Thursday, August 6, 2009
Top 10 Biggest Dealbreakers
#10: A Fondness for Nickelback
Admitting you like Nickelback is the equivalent of saying that you have no taste in music and that you enjoy having me brain you with a brick until you stop twitching. There really is no excuse for listening to Nickelback, and there's even less logic in your telling me this. Unless of course you really do enjoy said bricking, in which case, go right ahead.
#9: An Inability to Drink Anything That Is Not a Bright, Pretty Colour
Even High School students can do shots of vodka. HIGH SCHOOL STUDENTS. If we go out and you spend the entire night drinking Bacardi Breezers, Appletinis, or others of their like, it's pretty much over. If you can't at least shoot whiskey, there's no future for us...Probably because you didn't have balls to begin with.
#8: You Can't Pick Up a Check
I'm not cheap or anything, but I'm not exactly Daddy Warbucks either. I'm more than willing to pay for dinner or for a movie, but if you're not going to at least offer to pony up some dough, well, then you can just go suck a hot cock, can't you? How about you go get a freaking job, mooch?

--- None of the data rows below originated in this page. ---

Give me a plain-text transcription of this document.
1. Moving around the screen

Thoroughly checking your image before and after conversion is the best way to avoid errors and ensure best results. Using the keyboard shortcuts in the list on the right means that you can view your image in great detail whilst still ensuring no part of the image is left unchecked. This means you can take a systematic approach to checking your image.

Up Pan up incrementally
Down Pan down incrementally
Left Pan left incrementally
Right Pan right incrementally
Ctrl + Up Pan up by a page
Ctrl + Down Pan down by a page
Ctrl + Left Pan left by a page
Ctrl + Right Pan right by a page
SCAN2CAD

#7: You're a Dick to Waiters
Considering I was more or less raise in a restaurant, this is more of a personal matter than anything. Well, that and the fact that if you piss off the staff, chances are they might spit on your food, and there is no way in hell I'm taking that bullet for you, shit-for-brains.
#6: I'm Your Rebound
Hate to break it to you emo, but I don't to be the placeholder for whoever you were dating before. Do I look like your Plan B? How about you go get some therapy, or maybe eat a pint of Ben & Jerry's while watching rom-coms, instead pretending you give a shit about me. I refuse to be the goodie bag at your pity party.
#5: You're Jealous About the Porn Thing
Oh fuck off, you knew exactly what you were getting into when you jumped on the band wagon. If you're gonna turn into some raging psycho just because of my work, then I will dump your sorry ass. And believe me, it IS you, not me.
#4: Your Clothes Make You Look Like a Huge Tool
This includes any of the following: "Clever" Slogan T-Shirts, anything found in GQ, Sunglasses in doors, skinny jeans, clothing five sizes too big, and of course, Ed Hardy. I don't care who you are, Ed Hardy can make ANYONE look like a tool. Even Mother Teresa couldn't get away with it.
#3: You Make Fun of my Family
Let's get one thing straight: The only person allowed to make fun of my family is me and me alone. That's because I love them, and also because they've given me years of ammunition to use against me (not to worry, I've given them plenty of ammunition too). You don't like them? Well fuck you, you judgmental sack of burning ass hair.
#2: You're a "Metrosexual"
A Metrosexual is really just an over-grown Ken Doll. If you use make-up, spend over an hour getting ready to go out, or generally spend way too much time obsessing over yourself, I'm out. Sorry, but I'm not about to go steady with a guy who's more in love with himself than he is with me.
#1: You Obsess Over Food And Calories
Oh cry me a fucking river. There are carbs in your fries? Too fucking bad. If I ever hear you bitch about "carbs", "cals" or "my ass is SO fat", I will fucking end you. I will grab the salad fork and shiv you in the jugular for being such a whiny little pussy. Eat your goddamn food and stop being such a douche already.